Take the head count at one party: spare women of all ages and talents, about 187; spare men, 3. And a straw poll found that these three were not entirely cut out for the part. One spent the evening trying to buy cocaine. Another was marched out by his wife. The third had obviously studied Neil Strauss's rancid book, The Game, and was working it on every woman in the room. We didn't so much mind his blatant resort to tactics, we decided; but using Virginia Woolf as a chat-up tool cannot be forgiven.

This is where Gok Wan comes in. This season, women are mostly loving Gok. He has a new fashion show on Channel 4, a book out from HarperCollins in October and a new harem of adoring women who would do just about anything to get close to him at his publisher's party last Tuesday. We didn't want to get into his knickers (though they were black, silky and very stylish) and he didn't want to get into ours. It was just so nice to meet someone who likes women.

What Gok has to offer is hard to define. If it were easy, all men would be at it. The thing is that, for a gay man, he really seems to love women's bodies.
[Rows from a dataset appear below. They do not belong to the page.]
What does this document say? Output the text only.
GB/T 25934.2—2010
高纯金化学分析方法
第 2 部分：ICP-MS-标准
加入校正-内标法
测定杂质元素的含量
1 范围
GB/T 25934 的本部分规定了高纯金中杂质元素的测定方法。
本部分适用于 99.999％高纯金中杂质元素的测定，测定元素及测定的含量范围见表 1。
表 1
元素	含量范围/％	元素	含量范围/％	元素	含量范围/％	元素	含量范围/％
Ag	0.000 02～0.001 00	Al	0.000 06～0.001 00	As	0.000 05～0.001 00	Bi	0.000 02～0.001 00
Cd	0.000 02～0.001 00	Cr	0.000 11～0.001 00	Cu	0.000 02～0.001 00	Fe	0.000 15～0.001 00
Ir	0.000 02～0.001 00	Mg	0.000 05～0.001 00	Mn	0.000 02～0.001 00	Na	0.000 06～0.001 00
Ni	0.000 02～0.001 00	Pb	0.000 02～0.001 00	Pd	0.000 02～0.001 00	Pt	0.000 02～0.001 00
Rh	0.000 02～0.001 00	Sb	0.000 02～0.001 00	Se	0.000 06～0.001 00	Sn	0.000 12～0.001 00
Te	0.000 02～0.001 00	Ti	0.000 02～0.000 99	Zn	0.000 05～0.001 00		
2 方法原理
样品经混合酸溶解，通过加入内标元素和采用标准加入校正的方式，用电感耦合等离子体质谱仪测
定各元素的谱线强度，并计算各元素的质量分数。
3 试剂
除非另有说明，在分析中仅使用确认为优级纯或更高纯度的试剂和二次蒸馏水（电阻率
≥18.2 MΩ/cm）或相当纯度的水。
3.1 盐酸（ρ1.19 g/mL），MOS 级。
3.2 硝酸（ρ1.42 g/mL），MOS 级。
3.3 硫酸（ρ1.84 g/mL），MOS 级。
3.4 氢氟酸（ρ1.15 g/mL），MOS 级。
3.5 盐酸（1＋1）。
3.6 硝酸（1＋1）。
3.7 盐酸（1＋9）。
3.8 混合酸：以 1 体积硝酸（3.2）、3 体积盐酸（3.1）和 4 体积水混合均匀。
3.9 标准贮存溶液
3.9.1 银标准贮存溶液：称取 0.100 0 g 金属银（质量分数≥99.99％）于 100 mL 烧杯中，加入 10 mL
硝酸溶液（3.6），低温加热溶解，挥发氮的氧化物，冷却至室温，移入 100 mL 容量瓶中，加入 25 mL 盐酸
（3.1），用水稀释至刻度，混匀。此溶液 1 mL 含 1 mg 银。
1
On TV and in magazines, women stylists sneer at each other's wobbly bits and plot how to conceal their bulges. He loves those bad boys, worships women's hooters and squeezes untold numbers of beautiful bangers (get used to this terminology, it will catch on), and women love it. I know, he did it to mine – but only when I asked him to.

I fear it is only a matter of time until gorgeous Gok gets sick of all the attention. Even he could squeeze one bap too many. Until that sad day, will all spare men please study his behaviour and get on to the party circuit, where 187 women, Esther Rantzen and I will be very glad to see them. And please leave the seduction guides at home.